Si alguien gestiona un holding de residencias para personas mayores con dependencia es obvio que relatará los beneficios de la vida en residencia y si el servicio es de calidad y contempla a la persona atendida en su totalidad, no hay argumentos para negarlos. De igual forma, si alguien gestiona un holding de empresas de atención a domicilio, relatará los beneficios de seguir en la casa. Y como en el caso anterior, si el servicio es de calidad no hay argumentos para negarlos. Pero de ahí a proponer una sola línea de atención basada la línea particular del negocio de uno cuando sabemos de sobra que la complejidad de lo psicosocial reúne a muchas líneas… esto ya es otra cosa y se escribe diferente.

A priori, lo mejor para la persona no está escrito, no es mejor uno u otro servicio. Es la persona que lo necesita la que se inclina por uno o por otro, de acuerdo a su particular punto de análisis y comprensión de su situación concreta. No porque sea mejor o peor, sino porque es lo que más le conviene y se ajusta a su realidad. Los profesionales, salvo que suponga un riesgo para ella o para los otros, respetamos y acompañamos sus decisiones, la apoyamos. Así que cada tipología de ayuda, tendrá argumentos válidos que se ajustarán a las personas y a sus propios intereses pero sobre todo a sus propias necesidades. Los trabajadores sociales sanitarios gestionamos la variabilidad.

Los trabajadores sociales sanitarios ayudaremos a las personas enfermas, a sus familias a reconocer la demagogia de los nuevos «charlatanes» para evitar falsas esperanzas.

Si alguien amparándose en un título universitario, defiende unos servicios frente a otros y se olvida de que primero estudiamos las necesidades de la persona, está quebrantando uno de los principios del trabajo social en general y por supuesto del trabajo social sanitario en particular: la autodeterminación de la persona, le niega su unicidad, y lo que es peor, le niega la ayuda de acuerdo al diagnóstico social sanitario que es el que permite desbrozar todas las incógnitas al respecto. No somos adivinos, somos profesionales, no buscamos acertar el diagnóstico, lo desarrollamos racionalmente y lo acotamos a la realidad de la persona.

Desde el trabajo social sanitario no manipulamos a las personas en favor de uno u otro servicio, las ayudamos a que se ayuden, a que ellas mismas puedan decidir si para su situación particular, en ese momento en concreto, es mejor tal o cual recurso. ¡Ojo! Se habla de recurso, no confundamos el recurso utilizado con el servicio prestado, siempre mucho más amplio y donde el trabajo social sanitario establece la diferencia con otras profesiones.

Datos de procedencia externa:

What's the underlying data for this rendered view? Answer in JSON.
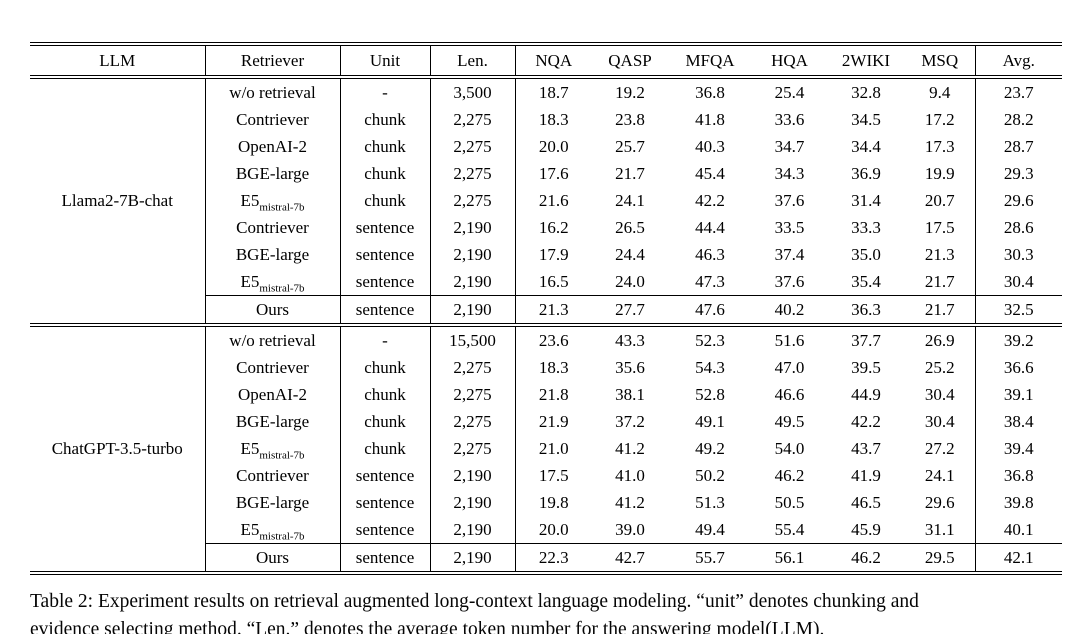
{
  "table": {
    "headers": [
      "LLM",
      "Retriever",
      "Unit",
      "Len.",
      "NQA",
      "QASP",
      "MFQA",
      "HQA",
      "2WIKI",
      "MSQ",
      "Avg."
    ],
    "groups": [
      {
        "llm": "Llama2-7B-chat",
        "rows": [
          {
            "retriever": "w/o retrieval",
            "sub": "",
            "unit": "-",
            "len": "3,500",
            "scores": [
              "18.7",
              "19.2",
              "36.8",
              "25.4",
              "32.8",
              "9.4",
              "23.7"
            ],
            "bold": [],
            "rule_above": false
          },
          {
            "retriever": "Contriever",
            "sub": "",
            "unit": "chunk",
            "len": "2,275",
            "scores": [
              "18.3",
              "23.8",
              "41.8",
              "33.6",
              "34.5",
              "17.2",
              "28.2"
            ],
            "bold": [],
            "rule_above": false
          },
          {
            "retriever": "OpenAI-2",
            "sub": "",
            "unit": "chunk",
            "len": "2,275",
            "scores": [
              "20.0",
              "25.7",
              "40.3",
              "34.7",
              "34.4",
              "17.3",
              "28.7"
            ],
            "bold": [],
            "rule_above": false
          },
          {
            "retriever": "BGE-large",
            "sub": "",
            "unit": "chunk",
            "len": "2,275",
            "scores": [
              "17.6",
              "21.7",
              "45.4",
              "34.3",
              "36.9",
              "19.9",
              "29.3"
            ],
            "bold": [
              4
            ],
            "rule_above": false
          },
          {
            "retriever": "E5",
            "sub": "mistral-7b",
            "unit": "chunk",
            "len": "2,275",
            "scores": [
              "21.6",
              "24.1",
              "42.2",
              "37.6",
              "31.4",
              "20.7",
              "29.6"
            ],
            "bold": [
              0
            ],
            "rule_above": false
          },
          {
            "retriever": "Contriever",
            "sub": "",
            "unit": "sentence",
            "len": "2,190",
            "scores": [
              "16.2",
              "26.5",
              "44.4",
              "33.5",
              "33.3",
              "17.5",
              "28.6"
            ],
            "bold": [],
            "rule_above": false
          },
          {
            "retriever": "BGE-large",
            "sub": "",
            "unit": "sentence",
            "len": "2,190",
            "scores": [
              "17.9",
              "24.4",
              "46.3",
              "37.4",
              "35.0",
              "21.3",
              "30.3"
            ],
            "bold": [],
            "rule_above": false
          },
          {
            "retriever": "E5",
            "sub": "mistral-7b",
            "unit": "sentence",
            "len": "2,190",
            "scores": [
              "16.5",
              "24.0",
              "47.3",
              "37.6",
              "35.4",
              "21.7",
              "30.4"
            ],
            "bold": [
              5
            ],
            "rule_above": false
          },
          {
            "retriever": "Ours",
            "sub": "",
            "unit": "sentence",
            "len": "2,190",
            "scores": [
              "21.3",
              "27.7",
              "47.6",
              "40.2",
              "36.3",
              "21.7",
              "32.5"
            ],
            "bold": [
              1,
              2,
              3,
              5,
              6
            ],
            "rule_above": true
          }
        ]
      },
      {
        "llm": "ChatGPT-3.5-turbo",
        "rows": [
          {
            "retriever": "w/o retrieval",
            "sub": "",
            "unit": "-",
            "len": "15,500",
            "scores": [
              "23.6",
              "43.3",
              "52.3",
              "51.6",
              "37.7",
              "26.9",
              "39.2"
            ],
            "bold": [
              0,
              1
            ],
            "rule_above": false
          },
          {
            "retriever": "Contriever",
            "sub": "",
            "unit": "chunk",
            "len": "2,275",
            "scores": [
              "18.3",
              "35.6",
              "54.3",
              "47.0",
              "39.5",
              "25.2",
              "36.6"
            ],
            "bold": [],
            "rule_above": false
          },
          {
            "retriever": "OpenAI-2",
            "sub": "",
            "unit": "chunk",
            "len": "2,275",
            "scores": [
              "21.8",
              "38.1",
              "52.8",
              "46.6",
              "44.9",
              "30.4",
              "39.1"
            ],
            "bold": [],
            "rule_above": false
          },
          {
            "retriever": "BGE-large",
            "sub": "",
            "unit": "chunk",
            "len": "2,275",
            "scores": [
              "21.9",
              "37.2",
              "49.1",
              "49.5",
              "42.2",
              "30.4",
              "38.4"
            ],
            "bold": [],
            "rule_above": false
          },
          {
            "retriever": "E5",
            "sub": "mistral-7b",
            "unit": "chunk",
            "len": "2,275",
            "scores": [
              "21.0",
              "41.2",
              "49.2",
              "54.0",
              "43.7",
              "27.2",
              "39.4"
            ],
            "bold": [],
            "rule_above": false
          },
          {
            "retriever": "Contriever",
            "sub": "",
            "unit": "sentence",
            "len": "2,190",
            "scores": [
              "17.5",
              "41.0",
              "50.2",
              "46.2",
              "41.9",
              "24.1",
              "36.8"
            ],
            "bold": [],
            "rule_above": false
          },
          {
            "retriever": "BGE-large",
            "sub": "",
            "unit": "sentence",
            "len": "2,190",
            "scores": [
              "19.8",
              "41.2",
              "51.3",
              "50.5",
              "46.5",
              "29.6",
              "39.8"
            ],
            "bold": [
              4
            ],
            "rule_above": false
          },
          {
            "retriever": "E5",
            "sub": "mistral-7b",
            "unit": "sentence",
            "len": "2,190",
            "scores": [
              "20.0",
              "39.0",
              "49.4",
              "55.4",
              "45.9",
              "31.1",
              "40.1"
            ],
            "bold": [
              5
            ],
            "rule_above": false
          },
          {
            "retriever": "Ours",
            "sub": "",
            "unit": "sentence",
            "len": "2,190",
            "scores": [
              "22.3",
              "42.7",
              "55.7",
              "56.1",
              "46.2",
              "29.5",
              "42.1"
            ],
            "bold": [
              2,
              3,
              6
            ],
            "rule_above": true
          }
        ]
      }
    ]
  },
  "caption": {
    "line1": "Table 2: Experiment results on retrieval augmented long-context language modeling. “unit” denotes chunking and",
    "line2": "evidence selecting method. “Len.” denotes the average token number for the answering model(LLM)."
  }
}
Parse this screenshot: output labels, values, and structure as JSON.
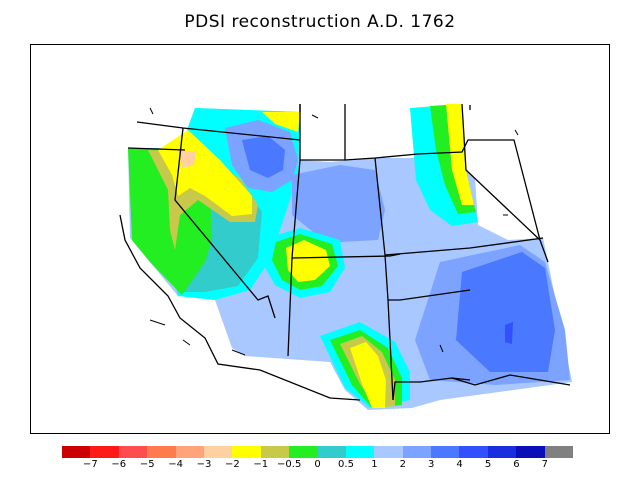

Y más que nunca, debemos ser capaces de escuchar en vez de oír, de mirar en vez de ver, no nos dejemos engañar, ayudemos a las personas que atendemos a relativizar los mensajes de los nuevos «charlatanes» que se hacen hueco en los medios no precisamente por su currículo académico.

Puesto que esto irá a más, debemos mantenernos en alerta para que nosotros mismos no seamos pasto de estos nuevos «charlatanes» con lo cual implicaríamos rápido a las personas que atendemos. Debemos ayudar a las personas a que escuchen, a que miren para sean ellas mismas las que eviten el engaño.